Friday, September 11, 2015

Listening to the Corn

While reading a book on the history of physics, Pythagoras’ Trousers by Margaret Wertheim, I encountered a bit about Barbara McClintock. If you do not know about her, she is a woman scientist who was awarded the 1983 Nobel Prize in Physiology or Medicine.  She lived from 1902 to 1992.  Through her study of corn, she found that the genetic code of an organism is not a static blueprint.  It is a flexible, dynamic code responding to the surrounding environment.  This discovery, called “jumping genes” revolutionized genetics although at the time she was working, her research was rejected.  She however, kept working in obscurity for forty years, believing in her own work even though as a woman scientist, she was often dismissed.  Like many other scientists, she was so far advanced that others could not believe her. She says this:  “If you know you are on the right track, if you have this inner knowledge, then nobody can turn you off…no matter what they say.”

McClintock says that she knew her corn plants intimately and found great pleasure in knowing them.  She also says that she came to her ideas by “listening” to her corn plants and seeing the world from their perspective. 

I have a painted gourd an artist friend gifted me many years ago.  It is Corn Woman watching hercorn kernal grow.   Whenever I look at it, I am reminded of this process McClintock is also speaking about – of listening/observing so closely.  The corn woman also reminds me of time, of the time it takes to observe and listen.  It took McClintock forty years. 
corn grow.

I write this on a bad smoke day from the rough fire.  Perhaps by the time you are reading it, the fire will be more contained and the skies clearer.  In addition to the discomfort of smoke and heat, the fire raises deeper thoughts and emotions around the collective human contribution to a landscape that is in trouble, as we all know and live with all the time.  One thread of that is the drought.  Last April I made a kind of pilgrimage to Cedar Grove to see the many ponderosa pines that are/were dying – weakened by the drought and then overcome by the bark beetle.  As the fire burns through the mountains around and toward Cedar Grove, these dead and dying trees are fuel. 

As far as I understand what I read and listen too, though droughts are a part of California history, this one is made worse by global warming.  I share human responsibility then, in part, for the intensity of the fire even as I am uncomfortable from the smoke. 

And so I ponder the perspective, not unique or original with McClintock, but beautifully articulated by her life, of listening to trees and water and animals – of continuing, as so many have already begun, to attempt to take into myself, my very being, a sense of what something might look like from their perspective. 

Listening in this way seems an almost lost art in our modern world.  While I don’t know that yoga, as it was practiced by our yoga ancestors, saw such listening as an obvious goal, I do think the practice lends itself to the kind of listening I am speaking of.  Asana, though only one of the many ways one practices yoga, does, I believe, begin to develop listening tools.  In the repetition of postures over a long period of time with attention to alignment one begins to integrate the postures into the body on a cellular level.  When practicing asana, one is observing and listening constantly to the body if the practice is done with careful attention. In this way we train our minds toward focus and attending to – toward listening.  We also train out some of the clutter or movement (vrittis) in the mind so that clarity and space are available to observe and listen from.

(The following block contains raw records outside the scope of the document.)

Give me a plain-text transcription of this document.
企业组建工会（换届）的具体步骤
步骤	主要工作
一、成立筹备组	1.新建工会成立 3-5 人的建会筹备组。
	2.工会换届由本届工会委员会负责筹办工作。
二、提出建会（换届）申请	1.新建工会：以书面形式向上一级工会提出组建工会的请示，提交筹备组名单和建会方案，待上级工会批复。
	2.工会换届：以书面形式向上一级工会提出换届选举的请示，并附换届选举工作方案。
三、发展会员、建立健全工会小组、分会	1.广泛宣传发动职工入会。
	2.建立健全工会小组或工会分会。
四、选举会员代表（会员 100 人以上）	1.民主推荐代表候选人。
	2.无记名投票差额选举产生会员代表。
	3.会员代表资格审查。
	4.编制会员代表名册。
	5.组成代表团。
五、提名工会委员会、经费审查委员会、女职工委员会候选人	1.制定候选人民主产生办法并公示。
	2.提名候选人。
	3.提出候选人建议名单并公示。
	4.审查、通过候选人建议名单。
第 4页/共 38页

Barbara McClintock, Bear and Tiger
Recently I was sitting in my morning meditation on my outdoor yoga deck. I heard footsteps in the grass that were louder than the quail I am used to hearing.  I opened I my eyes to find myself looking straight into the face of a bear about eight feet away coming toward me.  I convinced her/him to go another direction with some hand clapping and my loud voice.  But the experience has lingered in my mind.  Over the next few days I learned that after a period of not seeing many bears in Three Rivers, there have been a lot of bear around the last few weeks.  It seems they are coming down from the fire and the drought.  What is the perspective of the bear if I were to be able to listen carefully enough and what might that mean in my own life?

A story comes into my mind about a Buddhist monk who was walking through the forest.  He came upon a mother tiger and cubs. They were starving.  He gave his life to become food for them so that they might live.  Do not worry, dear reader, I have no plans to give my life up to the bear coming down from the drought and fire but I do wonder what it might be like for humans to give up something of our lives for the animals or trees, to keep them more fully alive and healthy. How might we listen to the many species who are dying out every day?